Schweiß rettete Leben

Paradoxerweise dürfte ihm sein Lauf auf den Gipfel das Leben gerettet haben. Dadurch, dass er stark verschwitzt war, wurde die Energie des Blitzes außen über die Haut abgeleitet, die Organe blieben unversehrt. „Die Ärzte in Sacramento haben eine Computer-Tomographie gemacht. Ich hatte keine inneren Verletzungen, aber solche unerträglichen Schmerzen, irgendwann hab ich einfach nur noch geheult“, erinnert er sich. Erst nach sechs Stunden konnte seine Freundin sich dann persönlich davon überzeugen, dass er den Unfall überlebt hatte. „Ich hatte solche Angst. Als er mich dann mit „Baby, entschuldige – ich wollte dich anrufen‘ begrüßt hat, wusste ich, dass er ganz der Alte ist“, erzählt die Tirolerin lachend. Die nächsten Tage waren geprägt von wenig Schlaf und weiteren enormen Schmerzen, die Steinhuber aushalten musste.

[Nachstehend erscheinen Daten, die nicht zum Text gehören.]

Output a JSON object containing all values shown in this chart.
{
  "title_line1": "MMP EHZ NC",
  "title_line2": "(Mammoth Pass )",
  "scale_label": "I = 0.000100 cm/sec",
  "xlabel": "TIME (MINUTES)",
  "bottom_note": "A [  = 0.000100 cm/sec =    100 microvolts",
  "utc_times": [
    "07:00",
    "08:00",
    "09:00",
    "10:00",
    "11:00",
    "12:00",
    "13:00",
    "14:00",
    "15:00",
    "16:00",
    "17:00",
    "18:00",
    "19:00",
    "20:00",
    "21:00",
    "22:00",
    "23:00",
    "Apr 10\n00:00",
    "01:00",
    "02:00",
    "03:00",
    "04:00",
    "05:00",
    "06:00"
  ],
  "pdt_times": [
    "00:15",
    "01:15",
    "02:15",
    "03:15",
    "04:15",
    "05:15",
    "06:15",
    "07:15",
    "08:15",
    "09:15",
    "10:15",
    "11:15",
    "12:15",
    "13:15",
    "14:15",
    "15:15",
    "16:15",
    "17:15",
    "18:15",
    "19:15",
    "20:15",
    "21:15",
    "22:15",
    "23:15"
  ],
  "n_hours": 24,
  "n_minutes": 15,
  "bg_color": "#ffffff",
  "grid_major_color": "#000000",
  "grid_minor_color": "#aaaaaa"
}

Kathrin wich nicht von seiner Seite – und zahlreiche Freunde aus Amerika unterstützten das Paar nach Kräften. „Es waren eigentlich immer Leute da, die Stimmung war gut. Wir haben eine so unglaubliche Gastfreundschaft und Herzlichkeit erfahren, für die ich enorm dankbar bin. Das hat mir sehr viel Kraft gegeben“, ist Steinhuber überzeugt. Tatsächlich schreitet seine Genesung in enormem Tempo voran. Seit Donnerstag ist das Paar zurück in Tirol, wird von Eltern und Schwiegereltern umsorgt und verwöhnt. Die Verbrennungsnarben werden langsam blassrosa, die starken Schmerzen tauchen nur noch lokal auf. Steinhuber ist zuversichtlich, dass sich auch sein 50-prozentiger Gehörverlust wieder verbessert, die Nervenschmerzen nachlassen.

Ein letztes Kopfzerbrechen bereitet den Tirolern nur die Krankenhausrechnung, denn die einwöchige Behandlung in den USA dürfte weit über 100.000 Euro gekostet haben. Noch ist nicht geklärt, ob die Versicherungen die Kosten dafür übernehmen. Doch trotz allem blickt Steinhuber optimistisch in die Zukunft, schwärmt seiner Kathrin scherzhaft von einer schönen Villa im Grünen vor – vielleicht sogar mit einem Lottogewinn. Denn statistisch gesehen ist es wahrscheinlicher, im Lotto zu gewinnen, als ein zweites Mal vom Blitz getroffen zu werden.